Onder dit regenwoud wint Peru gas (om het naar Europa te exporteren)
Tankwagens met aardgas domineren het Peruaanse wegennet, ontdekte ik tijdens mijn liftreis langs de Interoceanic Highway. Maar waar haalt het land zijn gas eigenlijk vandaan? Ik ging op zoek naar de drijvende kracht achter Peru’s economische groei, diep in het regenwoud.
Tijdens een van de lifts die me door Peru voeren neem ik plaats in de cabine van een grote grijze tankwagen. ‘Peligro’ (gevaar), staat in rode letters op de zijkant geverfd. Carlos (56), de bestuurder, zit al meer dan dertig jaar achter het stuur. Elke week rijdt hij met een wagen vol gas door de Andes.
Het Peruaanse wegennet wordt gedomineerd door dit soort tankwagens die alle uithoeken van het land van gas voorzien. Naast handig voor mij bij het liften zijn de wagens vooral een zichtbare aanwijzing voor hoe afhankelijk de lokale economie is van deze fossiele brandstof.
Het gas waar Peru op draait wordt gewonnen onder het tropisch regenwoud. Daarbij denk je algauw aan lekkages, vervuild drinkwater en ontbossing. Met elke tankwagen die ik zie rijden neemt mijn drang dan ook toe om te ontdekken welke impact deze gaswinning lokaal heeft. Dus ben ik op weg naar Camisea, waar het inheemse Machiguenga-volk woont. Camisea ligt in een van de meest biodiverse delen van de Amazone. Onder de grond bevindt zich het belangrijkste gasveld van Latijns-Amerika.
Camisea: waar grondstofwinning nauwelijks tot ontbossing leidt
Liften heeft voor het laatste deel van de weg ernaartoe weinig zin. De route naar Camisea loopt vanaf de bergen over onverharde wegen naar een kleine haventje in het regenwoud. Vanaf daar neem ik een achttien meter lange motorboot die ons zes uur lang over de Urubamba-rivier, een zijtak van weer een andere zijtak van de Amazone, voert.
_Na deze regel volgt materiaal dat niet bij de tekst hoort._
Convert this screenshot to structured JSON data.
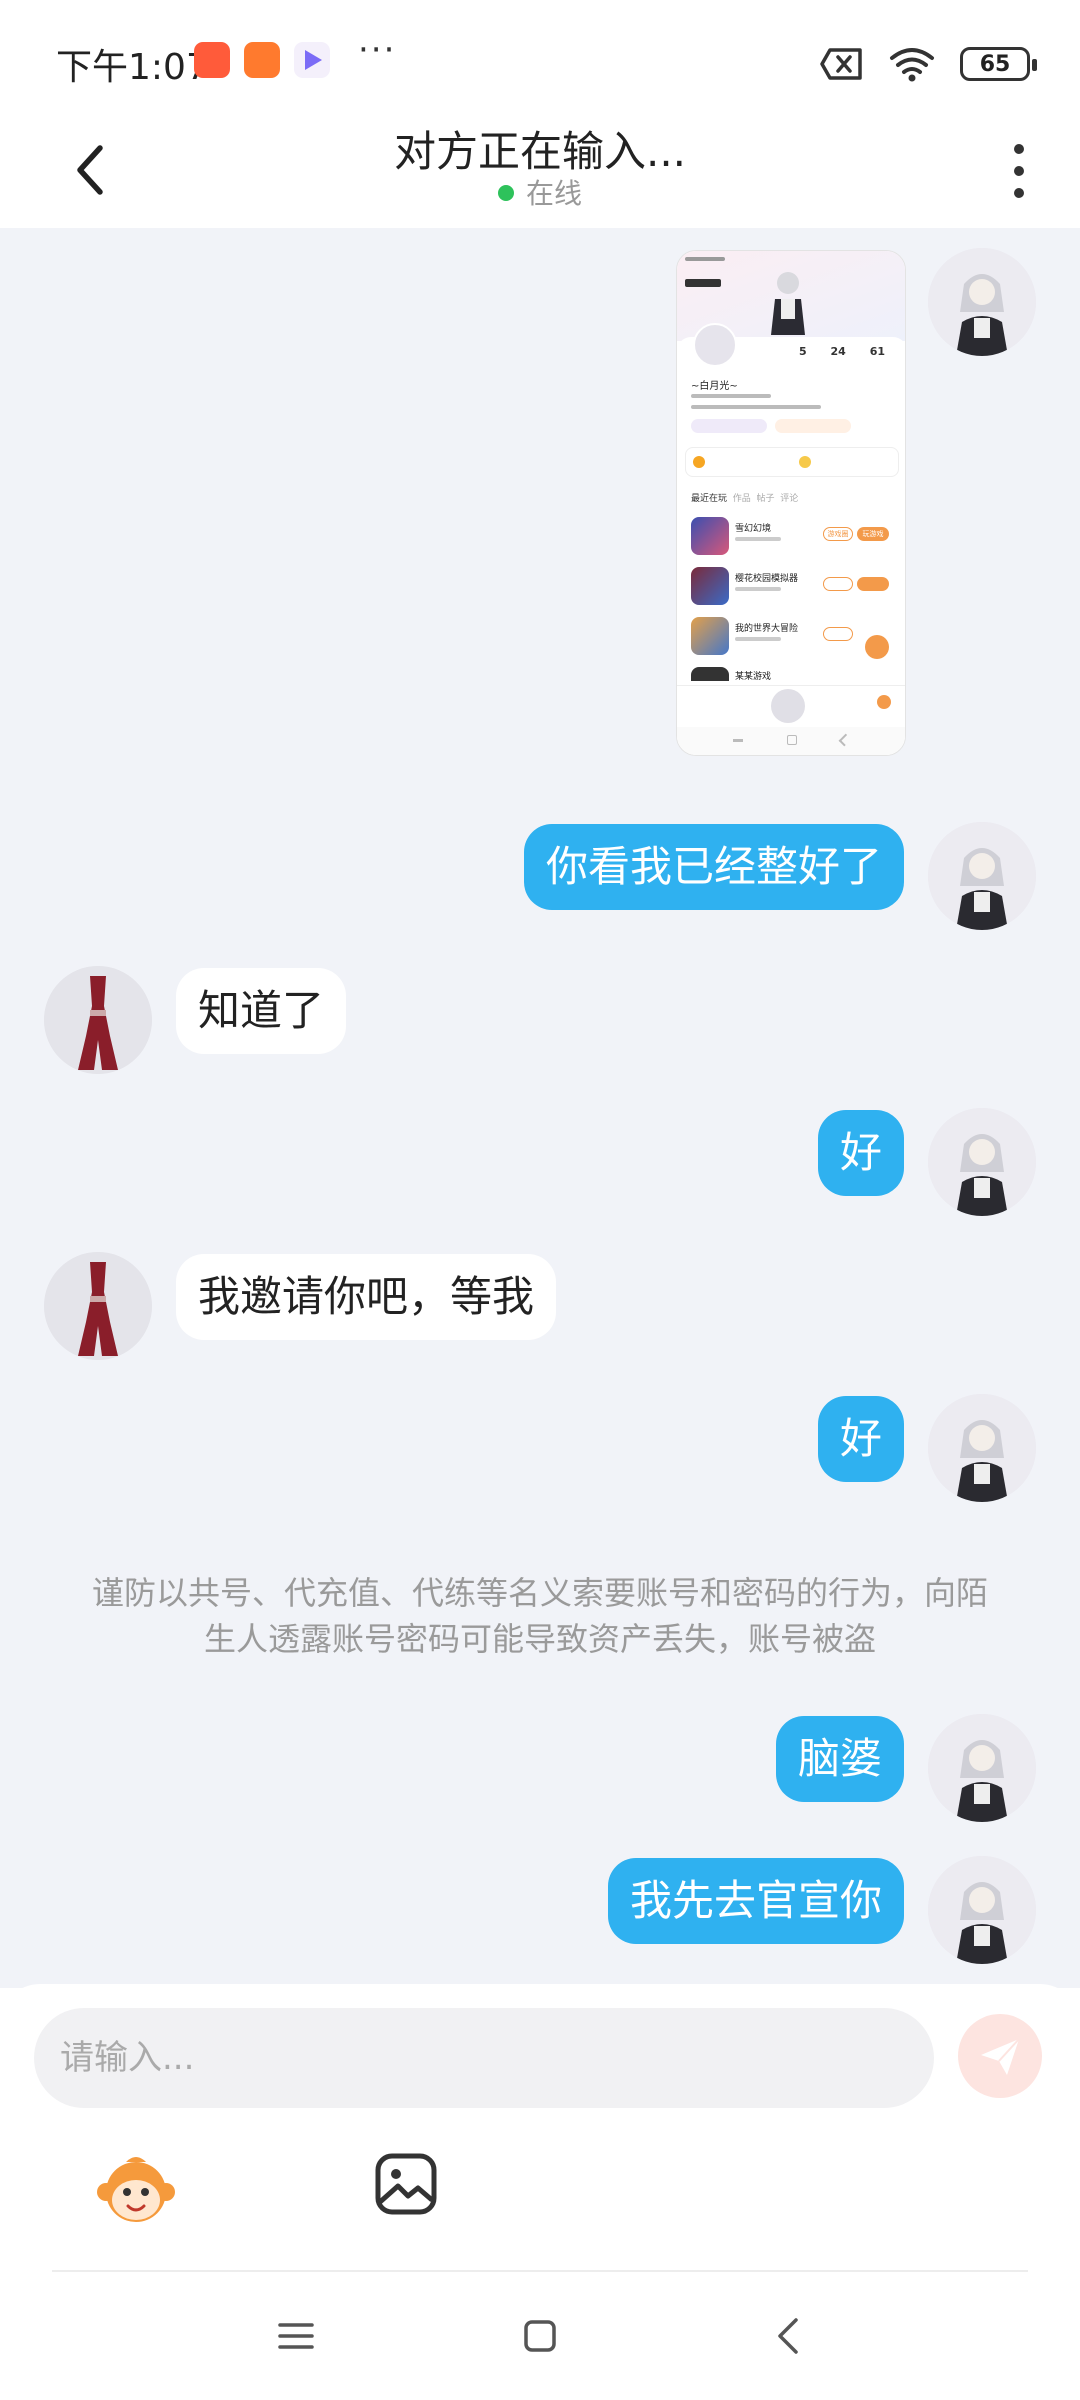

Enkele kilometers voor we Camisea bereiken, passeren we de boorlocatie. De gasinstallatie zelf is niet te zien, goed afgeschermd als die is door een haag van bomen. Wel zie ik een graafmachine, die bezig is met de bouw van een nieuwe kade. Al het materiaal dat nodig is om het gas uit de grond te halen wordt hier namelijk per boot of per vliegtuig heen gebracht. Het is een gevolg van de Peruaanse eis dat er geen weg door het regenwoud naar de gaswinningslocatie mag worden aangelegd.
Deze eis heeft er toe geleid dat de gaswinning in Camisea tot relatief weinig ontbossing heeft geleid in vergelijking met andere vormen van landgebruik in de Amazone (zoals veeteelt, mijnbouw of palmolie).
‘Camisea heeft een unieke mogelijkheid geboden om zeer substantiële welvaart en economische groei te genereren voor de natie als geheel, terwijl het negatieve ecologische impact bijna compleet heeft weten te voorkomen,’ was de zeer positieve conclusie van een expertpanel, dat de impact van de gaswinning tussen 2010 en 2014 analyseerde.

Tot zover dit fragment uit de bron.